# ok so I just discovered I shoulda intro'd myself



## necromantica (Oct 2, 2008)

Ok Ive made a few posts but I finally realized their was an intro area sooo I might as well do one.

My names kristie Im 20, I am a mother to a 1 year old boy.

I currently posses what seems like a farm in my house lol.

I have breeder snails "weird but true"

catfish

dinosaur fish "trying to breed but no success yet"

2 dogs a male pomeranian and a male chihuahua

4 chinchillas "was trying to breed but my male went nutts and is i.s.o'd now so no breeding will ever come of them just wonderful pets"

mantids-4 euros currently

2 iguanas

a blizzard corn snake

2 garter snakes

and last but not least a hedgehog lol.

Im just a big animal lover and like to have the company being a stay at home mom i like the extra tid bits to do.
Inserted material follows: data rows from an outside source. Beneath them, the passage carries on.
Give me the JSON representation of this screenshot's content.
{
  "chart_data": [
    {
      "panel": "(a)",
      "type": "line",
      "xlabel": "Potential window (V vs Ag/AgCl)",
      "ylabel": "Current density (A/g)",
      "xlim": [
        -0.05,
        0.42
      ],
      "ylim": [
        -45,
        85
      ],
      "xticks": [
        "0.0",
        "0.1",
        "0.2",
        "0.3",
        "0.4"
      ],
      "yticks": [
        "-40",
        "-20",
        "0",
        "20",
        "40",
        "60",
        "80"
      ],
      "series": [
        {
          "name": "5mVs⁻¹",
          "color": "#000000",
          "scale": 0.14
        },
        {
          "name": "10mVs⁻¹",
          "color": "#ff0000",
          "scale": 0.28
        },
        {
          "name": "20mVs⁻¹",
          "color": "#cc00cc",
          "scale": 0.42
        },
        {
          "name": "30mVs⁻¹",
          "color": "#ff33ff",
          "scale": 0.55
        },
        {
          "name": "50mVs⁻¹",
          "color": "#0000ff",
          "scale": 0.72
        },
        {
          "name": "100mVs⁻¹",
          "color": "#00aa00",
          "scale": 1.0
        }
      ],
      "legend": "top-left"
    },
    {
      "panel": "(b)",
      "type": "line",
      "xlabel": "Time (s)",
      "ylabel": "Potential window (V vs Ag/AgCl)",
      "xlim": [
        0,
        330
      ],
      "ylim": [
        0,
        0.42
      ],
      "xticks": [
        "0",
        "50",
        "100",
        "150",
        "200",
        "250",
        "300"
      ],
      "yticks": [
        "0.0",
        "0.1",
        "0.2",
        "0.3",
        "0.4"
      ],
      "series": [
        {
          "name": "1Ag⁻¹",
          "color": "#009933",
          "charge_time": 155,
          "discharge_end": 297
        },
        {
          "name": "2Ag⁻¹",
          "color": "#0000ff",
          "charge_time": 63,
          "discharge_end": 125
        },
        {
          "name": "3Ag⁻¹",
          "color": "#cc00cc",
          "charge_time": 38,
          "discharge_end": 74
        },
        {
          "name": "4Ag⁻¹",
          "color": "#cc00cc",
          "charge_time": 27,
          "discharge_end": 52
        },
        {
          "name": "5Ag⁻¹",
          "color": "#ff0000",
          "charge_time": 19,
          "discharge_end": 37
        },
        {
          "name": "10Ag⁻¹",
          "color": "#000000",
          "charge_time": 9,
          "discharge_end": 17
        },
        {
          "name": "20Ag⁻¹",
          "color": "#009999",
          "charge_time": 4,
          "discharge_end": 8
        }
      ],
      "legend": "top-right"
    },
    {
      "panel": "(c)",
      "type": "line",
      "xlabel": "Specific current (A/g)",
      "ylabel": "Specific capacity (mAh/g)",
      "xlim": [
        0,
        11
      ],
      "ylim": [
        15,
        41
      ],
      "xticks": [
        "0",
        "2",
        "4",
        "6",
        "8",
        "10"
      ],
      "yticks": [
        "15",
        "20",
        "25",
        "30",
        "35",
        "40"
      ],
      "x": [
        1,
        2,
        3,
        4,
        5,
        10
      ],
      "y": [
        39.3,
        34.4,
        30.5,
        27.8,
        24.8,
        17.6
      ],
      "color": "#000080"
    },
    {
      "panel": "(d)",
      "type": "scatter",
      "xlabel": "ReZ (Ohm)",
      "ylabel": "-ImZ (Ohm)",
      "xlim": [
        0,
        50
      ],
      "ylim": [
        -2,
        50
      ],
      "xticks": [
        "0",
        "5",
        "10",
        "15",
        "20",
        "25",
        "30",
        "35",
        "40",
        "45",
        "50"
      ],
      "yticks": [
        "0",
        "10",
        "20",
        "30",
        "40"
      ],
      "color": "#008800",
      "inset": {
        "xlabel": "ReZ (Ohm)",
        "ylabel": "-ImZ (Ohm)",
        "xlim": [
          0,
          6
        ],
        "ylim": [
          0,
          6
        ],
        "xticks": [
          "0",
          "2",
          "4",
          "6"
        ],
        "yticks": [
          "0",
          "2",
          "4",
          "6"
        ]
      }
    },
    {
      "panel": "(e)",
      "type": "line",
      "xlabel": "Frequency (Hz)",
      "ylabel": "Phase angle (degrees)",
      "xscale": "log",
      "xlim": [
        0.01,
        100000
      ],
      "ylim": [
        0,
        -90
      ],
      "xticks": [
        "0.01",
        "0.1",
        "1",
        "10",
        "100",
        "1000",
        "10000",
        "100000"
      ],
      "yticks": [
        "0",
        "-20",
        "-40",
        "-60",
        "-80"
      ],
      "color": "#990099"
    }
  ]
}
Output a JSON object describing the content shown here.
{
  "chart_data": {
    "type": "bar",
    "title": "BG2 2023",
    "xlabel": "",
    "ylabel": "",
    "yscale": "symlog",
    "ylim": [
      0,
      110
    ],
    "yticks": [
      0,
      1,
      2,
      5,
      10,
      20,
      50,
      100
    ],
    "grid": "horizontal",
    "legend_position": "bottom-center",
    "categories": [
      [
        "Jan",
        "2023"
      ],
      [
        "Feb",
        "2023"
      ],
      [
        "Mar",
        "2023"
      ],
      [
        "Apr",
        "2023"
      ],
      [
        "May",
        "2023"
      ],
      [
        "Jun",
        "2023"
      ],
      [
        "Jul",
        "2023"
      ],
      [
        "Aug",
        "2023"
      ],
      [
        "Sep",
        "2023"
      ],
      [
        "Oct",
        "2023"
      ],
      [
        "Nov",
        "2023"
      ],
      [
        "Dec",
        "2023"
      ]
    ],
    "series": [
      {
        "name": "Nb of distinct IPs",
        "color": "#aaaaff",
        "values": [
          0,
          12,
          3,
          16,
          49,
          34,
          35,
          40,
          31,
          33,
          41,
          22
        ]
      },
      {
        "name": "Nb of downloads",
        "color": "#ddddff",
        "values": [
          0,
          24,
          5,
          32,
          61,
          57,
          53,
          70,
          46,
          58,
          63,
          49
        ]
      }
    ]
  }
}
I was also in the past running an at home rescue for reptiles of all kinds but stopped after I became pregnant. So if anyone needs reptile advice I know about all their is to know lol.


----------



## The_Asa (Oct 2, 2008)

Hey, welcome to the forum!


----------



## hibiscusmile (Oct 3, 2008)

welcome to the forum, from OHIO,


----------



## AikoAiko (Oct 3, 2008)

Welcome to the forum from Colorado.

I have a little boy as well (he's two), and am five months pregnant with another baby boy. What does your little one think of all your reptiles and bugs? Mine prefers to admire my mantises from a distance, it scares him when they move, lol.


----------



## OGIGA (Oct 27, 2008)

Welcome!


----------



## Rick (Oct 28, 2008)

Welcome. Never too late to make an intro.


----------